Speaker
Description
The world’s largest modular stellarator, Wendelstein 7-X (W7-X), is in operation since 2015. Stepwise increase of operation parameters has its final goal in the demonstration of steady-state operation capabilities with pulses up to 30 minutes. Such pulses require a constant heating of the plasma due to losses by plasma-wall interactions, particle drift and radiation losses. The latter are assumed to occur with resulting loads of up to 5 kW·m-2 in average on the surfaces of the ports. Thus, a thermal shielding is required for the port walls, in order to keep the average wall temperature below 80 °C. Otherwise, unsustainable heat radiation loads on the superconducting magnetic coil system of W7-X could emerge and cause a quench incident.
Due to gaps between port and first wall components, like graphite tiles and panels, the weld directly faces a small fraction of the plasma radiation, which subsequently requires protection.
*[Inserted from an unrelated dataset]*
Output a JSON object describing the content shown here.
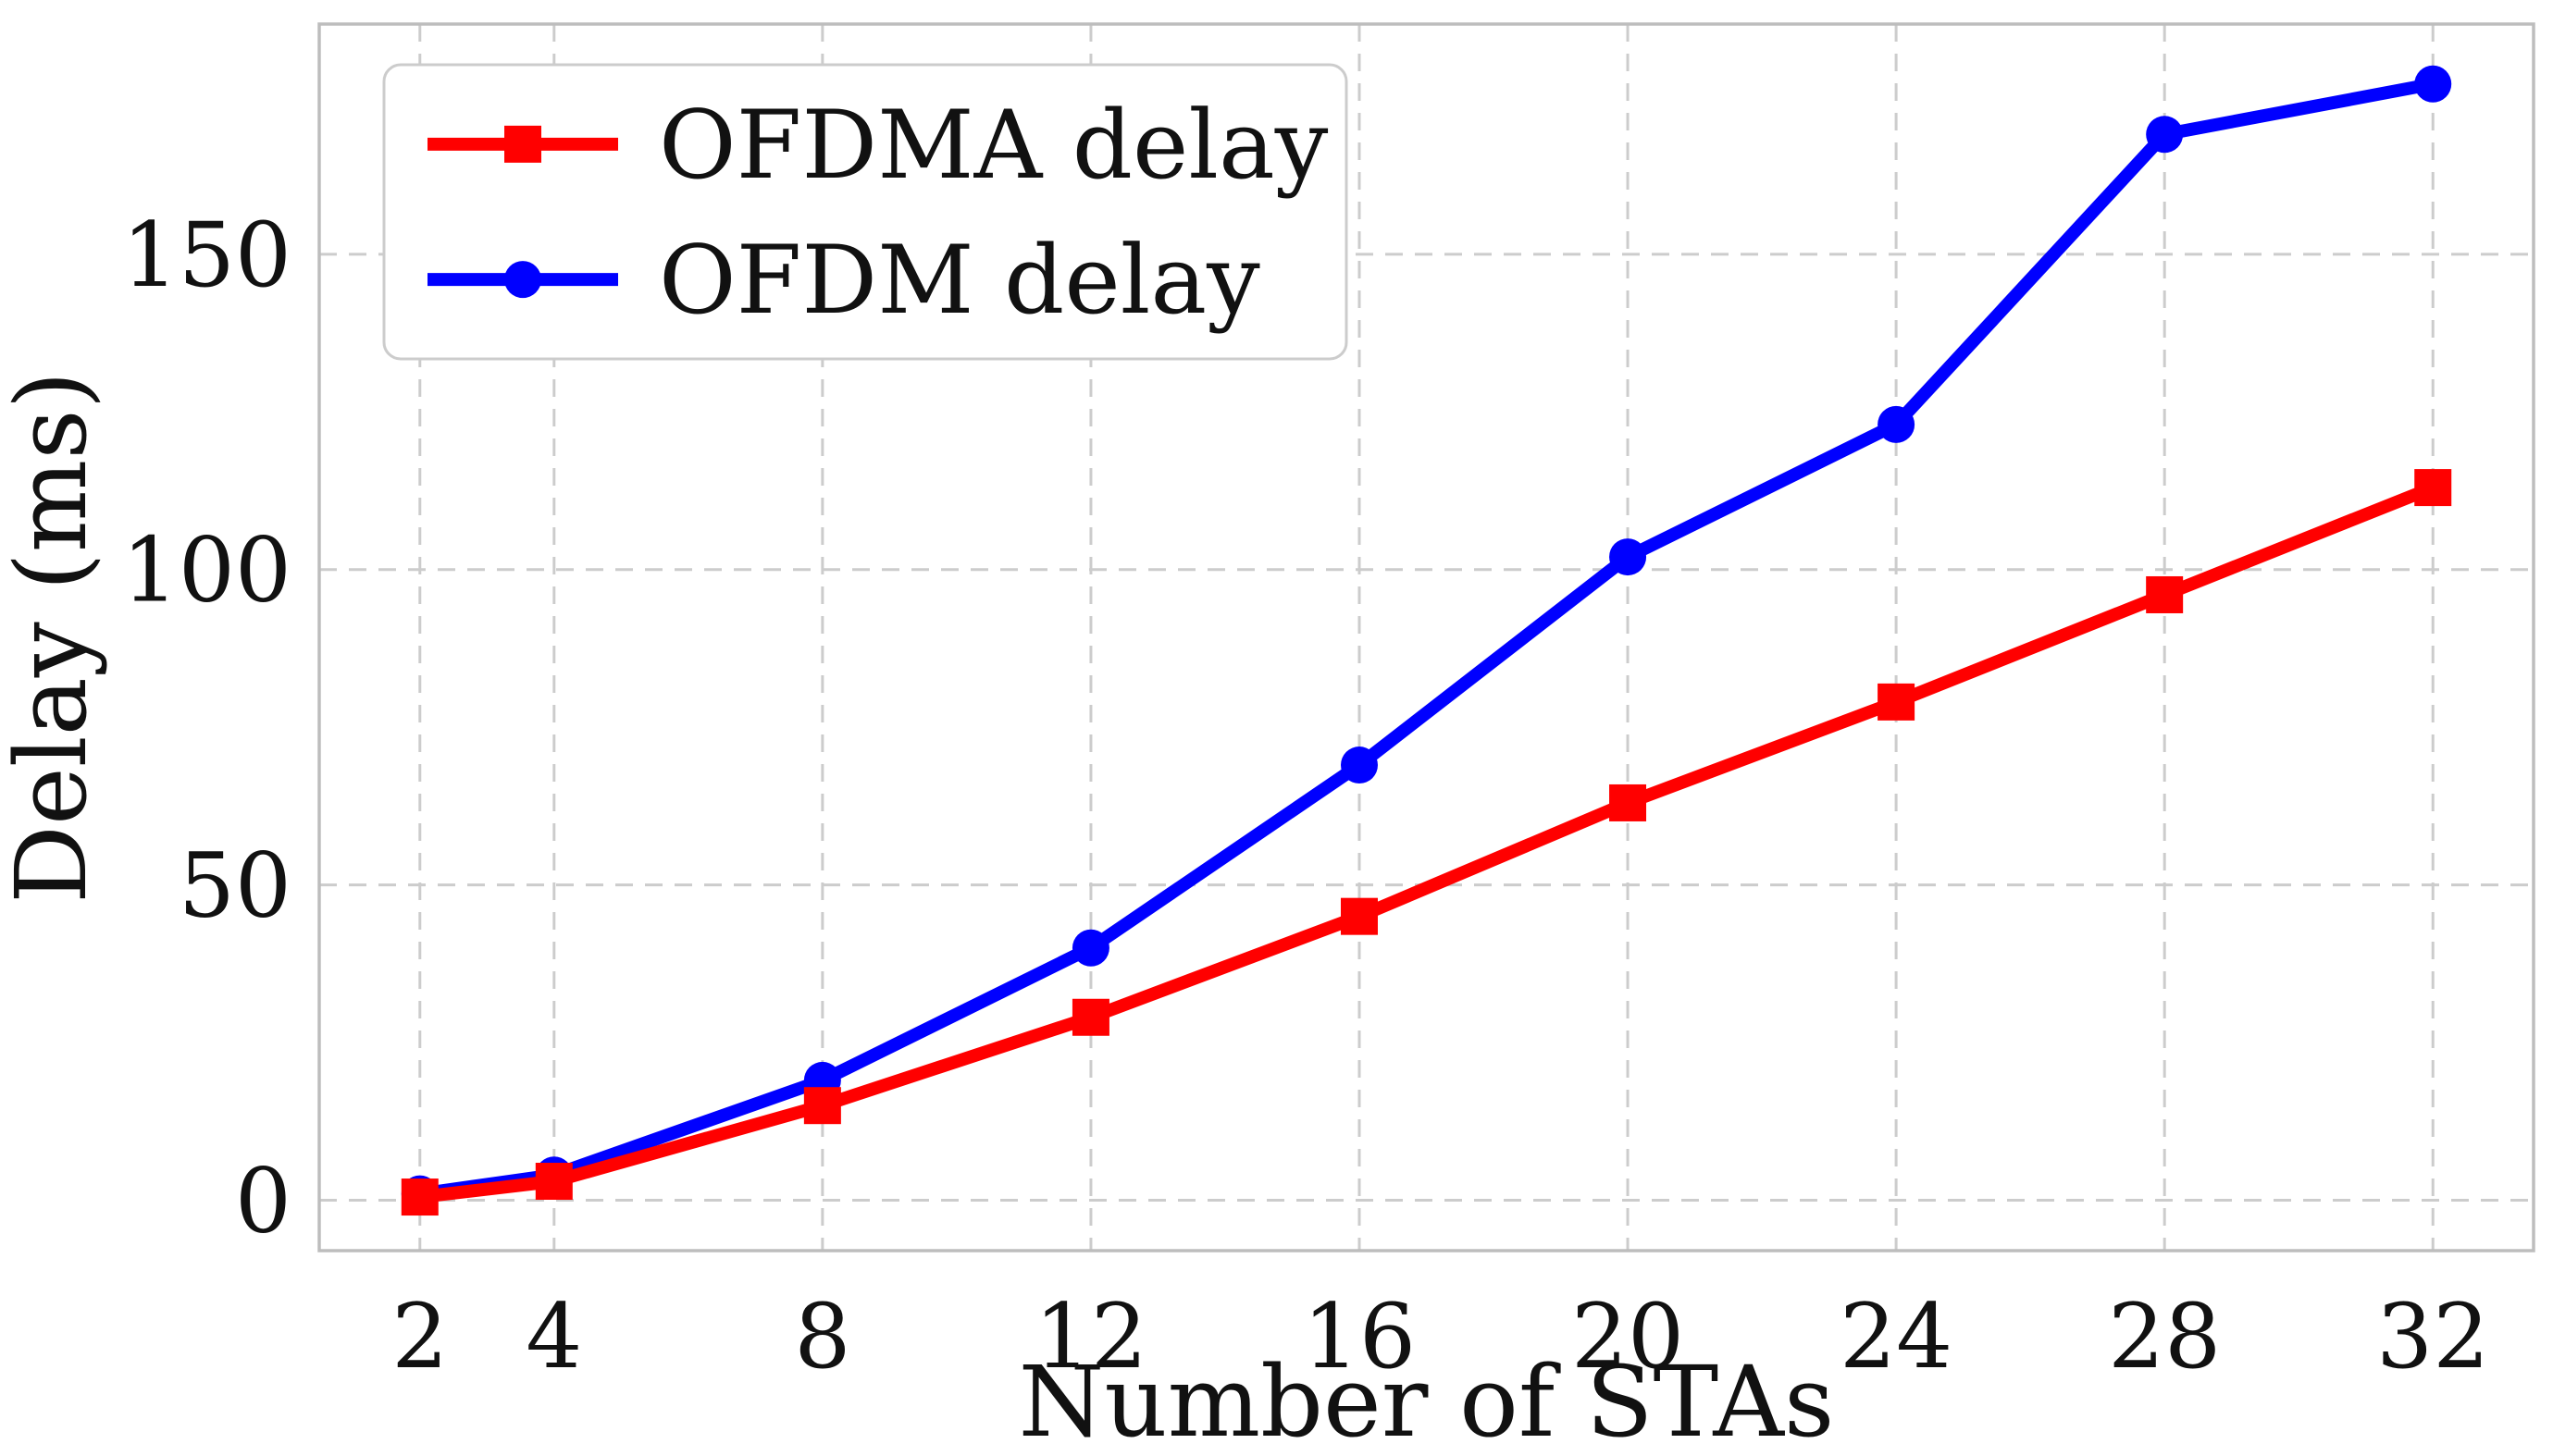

In the inner cavities of the ports, short length microwave stray radiation (ECRH) is the dominating radiation component. This renders usual protection measures, like shields throwing a shadow, for the thin walled bellows useless.
The paper describes the calculation of the relevant heat loads, based on a 1-way ray-tracing code [1] and the developed radiation-shielding concept for the port. The concept consists of a water-cooled port-liner, a passively cooled sheet metal gap-closure, attached to the liner and designed to protect the exposed welds and a copper bellows protection, blocking ECRH stray-radiation from sensitive bellows. Finally, the vital ability to serve as a steady-state capable shielding concept is demonstrated here.